Страшные муки медленной казни переносил Степан Богданович. Каждое судорожное невольное движение мускулов производило невыносимые страдания, но он выносил их по-прежнему, как и на пытках, молча, стиснув зубы, не издавая ни одного стона. Казалось, страшный переход к другой жизни не примирял его с ничтожеством человечества, а, напротив, озлоблял с страстной напряженностью. Несколько раз подходили к нему почтенный архимандрит с иеромонахом Маркелом с тихими словами о покаянии и прощении, и каждый раз умирающий отвечал им отрицательным поворотом головы. Только к утру, перед рассветом, когда члены онемели и острые боли как будто стихнули, проявился поворот.

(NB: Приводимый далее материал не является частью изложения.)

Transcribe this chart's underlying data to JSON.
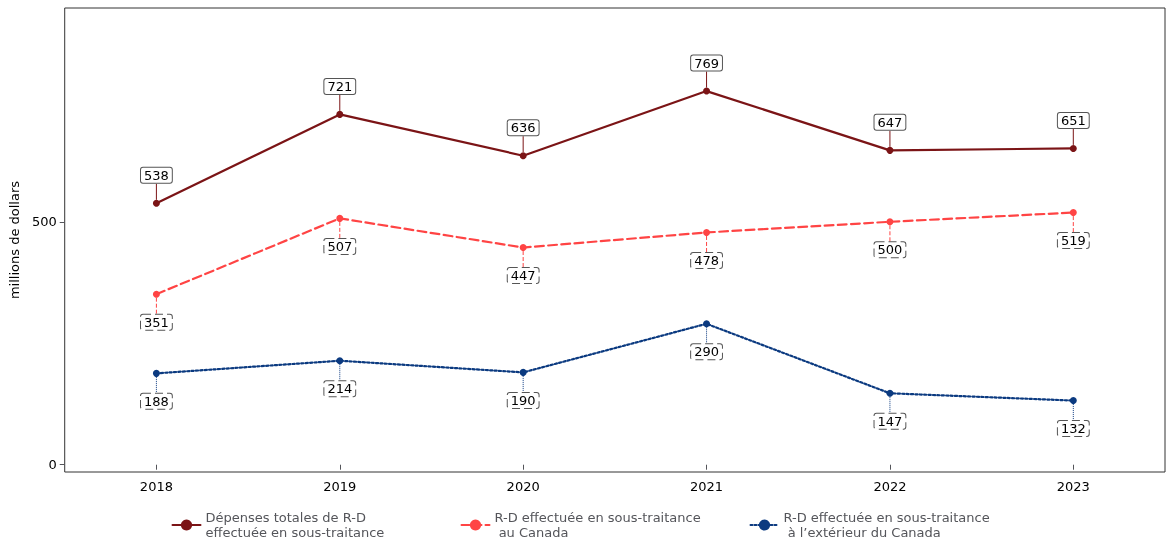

Степан Богданович пристально взглянул на доброго отца Маркела и, когда тот подошел к нему и наклонился ухом к губам, едва слышно пролепетал:
— Ради Бога… причаститься…
Отец Маркел подошел к отцу архимандриту за советом. Дело было трудное и опасное. Они обязаны были убеждать преступника к покаянию и получить от него признание в его преступлениях, но не могли удостаивать причащения. Но как же и лишить умирающего последнего утешения, и как отказом взять на свою душу великий непрощенный грех в этой жизни в будущей? Посоветовались между собою святые отцы и согласились на просьбу, дав друг другу смертное заклятие никогда и никому не проговориться о таком преступлении. Отец Маркел тайно принес Святые Дары, и Степан Богданович, причастившись, умер спокойно утром, в половине девятого, в воскресенье, шестнадцатого марта.
Труп Глебова посадили на плиту, составлявшую верхнюю плоскость памятника.
Пусто на Красной площади. Бывало, в такой праздничный день густыми толпами валил народ к кремлевским святыням, через святые ворота с трудом пробираясь мимо сплошного ряда заштатных попов, настойчиво теребивших прохожих и назойливо предлагавших им свои услуги отслужить молебны перед своими святыми иконами, то св. Власию на сбереженье скота, то св. Антонию — от зубной боли, то св. Варваре — от нечаянной смерти, а теперь нет ни назойливых попиков, ни прохожих, и напрасно звонят призывные колокола; разве только какой-нибудь бойкий малец точно украдкой пройдет мимо памятника, взглянет в лицо умершего и, убоявшись снять шапку и перекреститься, прочь отбежит к своему делу.
На другой день, в понедельник, с утра засуетились заплечные художники около хитрых машин.
На Красной площади ожидает никогда не пропускавший ни одной казни государь и весь участвующий персонал из войск, монахов и четырех осужденных, давно знакомых: епископа Досифея, протоиерея Федора Пустынного, Александра Васильевича Кикина и еще одного незнакомого, подьячего артиллерийского приказа Лариона Докукина.
Эпизод с подьячим Докукиным составляет характерную иллюстрацию к делу царевича.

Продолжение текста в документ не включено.